Where there is an abundance of green space, there is also an abundance of wildlife. On our travels through the Moorlands we saw signs for red squirrels, rare birds and wild reindeer (the only herd of wild, free-range reindeer in the UK!). Sadly we didn’t come across any on our travels but send us your pics so we can get jealous! The Moorlands is home to more than just these rare reindeer though, as wildlife such as Red and Black Grouse, Curlew, Lapwing, Golden Plovers, Snipes, Hen Harriers, Merlin or Golden Eagles (and of course red squirrels and deer) have all made the Moorlands their place of stay, no thanks to the vast landscape filled with heather, long-grass and berries! Highly valuable for the wildlife living here, the Moorlands are also highly valuable to us humans too – three quarters of the world’s resources are found in the UK, most of which comes from Scotland! It is such an important task therefore to look after, protect and preserve these moorland areas.Afterall, the moorlands cover over 38% of Scotland as a whole, which amounts to over 3 million hectares!!
After a morning of cycling across gravel paths… and some rivers, the team emerged from the mountains onto the banks of Loch Rannoch. They were now about halfway to our next campsite so it was time to sit down for lunch and enjoy the views. With only two days left in Scotland we want to make the most out of the fabulous green spaces it has to offer! The rest of the cycle would take the team though Ben Lawers, the highest mountain in the southern part of the Scottish highlands, covering some serious elevation in their final kilometres. Ben Lawers is so high in fact, that it is the 10th highest Munro (or easier to understand – mountain over 3,000ft/914m), standing at exactly 3,984ft tall! Most famous for its height, Ben Lawers is also celebrated for its collections of rare arctic-alpine and over 600 different types of lichen! With so many exciting things to see, and the surrounding wildlife including red deer, ptarmigans, ravens, ring ouzels, skylarks and black grouse, Ben Lawers is certainly one of the best cycling routes on this journey!

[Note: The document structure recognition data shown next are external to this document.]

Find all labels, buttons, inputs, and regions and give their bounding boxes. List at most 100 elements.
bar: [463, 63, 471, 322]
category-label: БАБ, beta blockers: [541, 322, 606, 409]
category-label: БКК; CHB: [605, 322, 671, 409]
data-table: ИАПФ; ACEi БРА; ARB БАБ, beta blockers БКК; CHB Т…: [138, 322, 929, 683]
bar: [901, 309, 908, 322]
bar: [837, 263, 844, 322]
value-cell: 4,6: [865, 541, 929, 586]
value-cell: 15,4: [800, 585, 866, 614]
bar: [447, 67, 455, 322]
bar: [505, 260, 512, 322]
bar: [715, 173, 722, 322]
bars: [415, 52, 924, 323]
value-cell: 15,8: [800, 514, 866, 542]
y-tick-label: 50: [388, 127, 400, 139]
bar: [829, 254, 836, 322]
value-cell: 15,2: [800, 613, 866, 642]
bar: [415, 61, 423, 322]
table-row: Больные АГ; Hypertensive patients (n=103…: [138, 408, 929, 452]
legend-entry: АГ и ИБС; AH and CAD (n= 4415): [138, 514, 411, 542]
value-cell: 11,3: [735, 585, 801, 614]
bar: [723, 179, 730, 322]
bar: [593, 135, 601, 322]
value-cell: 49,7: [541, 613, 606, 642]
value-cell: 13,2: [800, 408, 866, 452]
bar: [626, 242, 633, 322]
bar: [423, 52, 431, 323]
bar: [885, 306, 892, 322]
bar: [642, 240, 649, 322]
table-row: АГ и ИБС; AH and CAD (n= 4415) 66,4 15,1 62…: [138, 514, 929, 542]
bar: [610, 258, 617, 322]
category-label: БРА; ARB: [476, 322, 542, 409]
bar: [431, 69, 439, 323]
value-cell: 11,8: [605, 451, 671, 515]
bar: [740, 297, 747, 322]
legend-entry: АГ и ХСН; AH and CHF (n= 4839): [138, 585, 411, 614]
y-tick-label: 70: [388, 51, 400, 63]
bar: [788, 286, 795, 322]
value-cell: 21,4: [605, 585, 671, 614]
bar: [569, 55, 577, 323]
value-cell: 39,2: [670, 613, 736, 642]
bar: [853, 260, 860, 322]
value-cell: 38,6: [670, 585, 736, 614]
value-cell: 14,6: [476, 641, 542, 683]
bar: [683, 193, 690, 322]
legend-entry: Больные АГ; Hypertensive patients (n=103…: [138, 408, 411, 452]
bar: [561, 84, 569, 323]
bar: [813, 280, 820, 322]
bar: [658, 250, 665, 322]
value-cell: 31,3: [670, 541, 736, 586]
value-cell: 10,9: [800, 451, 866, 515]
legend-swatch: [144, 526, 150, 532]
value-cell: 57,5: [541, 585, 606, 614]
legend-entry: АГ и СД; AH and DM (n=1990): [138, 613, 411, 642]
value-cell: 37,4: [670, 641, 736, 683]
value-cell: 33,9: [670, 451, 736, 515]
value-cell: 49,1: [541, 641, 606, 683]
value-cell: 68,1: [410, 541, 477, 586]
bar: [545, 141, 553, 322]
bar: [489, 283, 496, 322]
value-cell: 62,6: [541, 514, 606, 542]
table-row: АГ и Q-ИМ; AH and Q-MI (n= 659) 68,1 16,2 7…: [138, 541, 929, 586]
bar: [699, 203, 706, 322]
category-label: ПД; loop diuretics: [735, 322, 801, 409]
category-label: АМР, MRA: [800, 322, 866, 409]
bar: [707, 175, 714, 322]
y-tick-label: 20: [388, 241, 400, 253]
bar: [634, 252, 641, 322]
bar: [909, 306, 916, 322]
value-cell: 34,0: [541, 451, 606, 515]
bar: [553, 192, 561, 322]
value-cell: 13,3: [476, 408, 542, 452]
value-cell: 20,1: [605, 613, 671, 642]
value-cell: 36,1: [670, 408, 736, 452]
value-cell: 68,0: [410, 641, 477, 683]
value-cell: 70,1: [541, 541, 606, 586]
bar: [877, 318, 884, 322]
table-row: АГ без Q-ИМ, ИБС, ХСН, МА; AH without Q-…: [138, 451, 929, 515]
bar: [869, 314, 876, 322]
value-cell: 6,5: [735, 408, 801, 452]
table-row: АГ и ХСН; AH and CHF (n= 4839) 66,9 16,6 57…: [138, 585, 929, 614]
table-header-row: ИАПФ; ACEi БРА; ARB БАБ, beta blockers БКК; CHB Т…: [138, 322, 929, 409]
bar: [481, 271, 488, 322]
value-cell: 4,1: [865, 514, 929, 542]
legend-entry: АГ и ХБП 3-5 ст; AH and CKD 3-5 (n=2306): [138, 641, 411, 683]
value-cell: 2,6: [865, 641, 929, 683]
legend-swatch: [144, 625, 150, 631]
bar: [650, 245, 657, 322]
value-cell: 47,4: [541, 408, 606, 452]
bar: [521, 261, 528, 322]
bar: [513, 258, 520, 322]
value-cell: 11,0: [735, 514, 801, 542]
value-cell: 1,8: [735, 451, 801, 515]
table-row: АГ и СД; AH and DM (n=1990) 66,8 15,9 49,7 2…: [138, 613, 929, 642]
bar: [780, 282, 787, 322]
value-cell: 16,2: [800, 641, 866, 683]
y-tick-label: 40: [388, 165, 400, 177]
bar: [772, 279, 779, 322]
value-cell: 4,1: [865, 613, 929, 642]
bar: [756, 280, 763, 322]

Tonight we camped on Loch Tay at the Loch Tay Highland Lodges and Glamping Park. The park kindly let us stay in some of their glamping pods, giving us the chance to fully recharge after our wild camp the night before. Our pods were just a few minutes walk away from the Loch and we could look over the water from where we were staying. Loch Tay is the largest loch in Perthshire and one the deepest in Scotland – stretching over 15 miles long and over 508ft deep, it is by far one of the most magnificent views around Scotland. Camping just moments away from Loch Tay also gave the team an insight into the loch’s vast history. There are eighteen crannogs across the loch, that were home to settlers who once inhabited the loch over 2,500 years ago – one crannog that you can still see (that hasn’t been submerged under water!) is near the northern shore at Kenmore and is the ancient burial place of Queen Sybilla, wife of Alexander King of Scots. WHat an incredible place to go camping, somewhere you can quite literally retrace the steps of Scottish royalty!

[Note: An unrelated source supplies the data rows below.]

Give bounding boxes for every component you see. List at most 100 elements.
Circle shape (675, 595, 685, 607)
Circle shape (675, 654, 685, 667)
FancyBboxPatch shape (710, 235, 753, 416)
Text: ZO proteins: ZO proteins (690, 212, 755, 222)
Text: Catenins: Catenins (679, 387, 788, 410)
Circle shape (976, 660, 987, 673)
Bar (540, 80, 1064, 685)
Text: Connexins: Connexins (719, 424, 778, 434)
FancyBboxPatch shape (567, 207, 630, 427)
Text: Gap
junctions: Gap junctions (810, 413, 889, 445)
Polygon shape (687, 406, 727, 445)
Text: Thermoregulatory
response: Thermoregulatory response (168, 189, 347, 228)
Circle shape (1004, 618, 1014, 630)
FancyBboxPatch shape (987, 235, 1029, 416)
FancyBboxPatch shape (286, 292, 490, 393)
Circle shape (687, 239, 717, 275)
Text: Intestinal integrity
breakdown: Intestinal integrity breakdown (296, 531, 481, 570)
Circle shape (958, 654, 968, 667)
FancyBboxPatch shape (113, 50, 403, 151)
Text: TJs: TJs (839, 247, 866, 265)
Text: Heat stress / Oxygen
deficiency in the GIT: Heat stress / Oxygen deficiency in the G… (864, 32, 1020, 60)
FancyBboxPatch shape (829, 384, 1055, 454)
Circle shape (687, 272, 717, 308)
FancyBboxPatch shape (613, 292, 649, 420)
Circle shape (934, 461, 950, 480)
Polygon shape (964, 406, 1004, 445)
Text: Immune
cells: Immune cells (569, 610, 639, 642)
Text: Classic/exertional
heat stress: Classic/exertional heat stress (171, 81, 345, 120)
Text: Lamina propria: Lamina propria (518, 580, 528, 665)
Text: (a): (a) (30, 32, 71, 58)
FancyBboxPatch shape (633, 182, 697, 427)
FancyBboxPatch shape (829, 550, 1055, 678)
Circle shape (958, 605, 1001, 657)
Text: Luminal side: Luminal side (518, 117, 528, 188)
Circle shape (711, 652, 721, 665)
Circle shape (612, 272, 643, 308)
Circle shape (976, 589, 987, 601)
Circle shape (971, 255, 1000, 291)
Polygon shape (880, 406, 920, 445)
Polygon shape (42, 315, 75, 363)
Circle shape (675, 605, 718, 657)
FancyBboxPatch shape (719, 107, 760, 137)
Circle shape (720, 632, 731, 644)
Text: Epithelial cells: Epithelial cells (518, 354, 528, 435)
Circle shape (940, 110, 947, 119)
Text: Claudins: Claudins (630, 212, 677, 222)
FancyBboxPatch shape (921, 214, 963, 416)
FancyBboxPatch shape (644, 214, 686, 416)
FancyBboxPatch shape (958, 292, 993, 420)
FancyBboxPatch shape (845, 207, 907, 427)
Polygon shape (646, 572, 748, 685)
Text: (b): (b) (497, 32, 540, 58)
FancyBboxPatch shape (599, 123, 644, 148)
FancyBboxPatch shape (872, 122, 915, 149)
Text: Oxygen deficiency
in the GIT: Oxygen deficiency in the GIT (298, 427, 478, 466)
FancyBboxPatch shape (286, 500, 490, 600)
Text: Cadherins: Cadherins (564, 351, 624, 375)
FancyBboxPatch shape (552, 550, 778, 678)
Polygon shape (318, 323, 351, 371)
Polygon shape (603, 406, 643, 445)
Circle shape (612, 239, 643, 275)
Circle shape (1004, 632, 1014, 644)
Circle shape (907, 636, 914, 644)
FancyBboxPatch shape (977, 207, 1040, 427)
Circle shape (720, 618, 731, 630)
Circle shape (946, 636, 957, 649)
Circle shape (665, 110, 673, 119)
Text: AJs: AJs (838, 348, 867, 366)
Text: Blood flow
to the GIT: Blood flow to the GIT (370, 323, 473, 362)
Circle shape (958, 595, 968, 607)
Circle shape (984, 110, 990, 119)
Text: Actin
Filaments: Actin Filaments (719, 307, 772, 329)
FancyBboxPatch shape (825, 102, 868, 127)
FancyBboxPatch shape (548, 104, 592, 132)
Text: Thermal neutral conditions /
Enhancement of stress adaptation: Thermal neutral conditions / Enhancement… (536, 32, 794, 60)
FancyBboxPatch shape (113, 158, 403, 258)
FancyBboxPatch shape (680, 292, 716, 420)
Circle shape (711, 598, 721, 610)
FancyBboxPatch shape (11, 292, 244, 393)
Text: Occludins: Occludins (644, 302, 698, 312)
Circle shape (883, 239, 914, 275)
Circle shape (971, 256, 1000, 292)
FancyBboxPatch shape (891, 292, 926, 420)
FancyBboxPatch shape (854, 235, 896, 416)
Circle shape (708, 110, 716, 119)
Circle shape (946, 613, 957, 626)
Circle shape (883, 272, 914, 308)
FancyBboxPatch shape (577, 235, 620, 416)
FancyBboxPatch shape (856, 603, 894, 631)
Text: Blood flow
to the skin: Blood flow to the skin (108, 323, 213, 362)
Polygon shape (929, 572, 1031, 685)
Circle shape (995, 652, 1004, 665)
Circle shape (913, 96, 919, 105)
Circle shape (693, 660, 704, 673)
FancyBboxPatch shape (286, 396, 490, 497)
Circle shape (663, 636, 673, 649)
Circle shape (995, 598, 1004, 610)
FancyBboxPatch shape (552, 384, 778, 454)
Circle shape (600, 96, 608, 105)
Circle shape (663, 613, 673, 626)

As a team we feel incredibly lucky to have the opportunity to experience these affluent green spaces and we owe a debt of gratitude to all of those who are supporting us on this journey! Tomorrow we will be leaving the highlands and entering the city, so it’s time to wave goodbye to the countryside for a day and dive deeper into how city spaces are tackling the introduction of urban green spaces.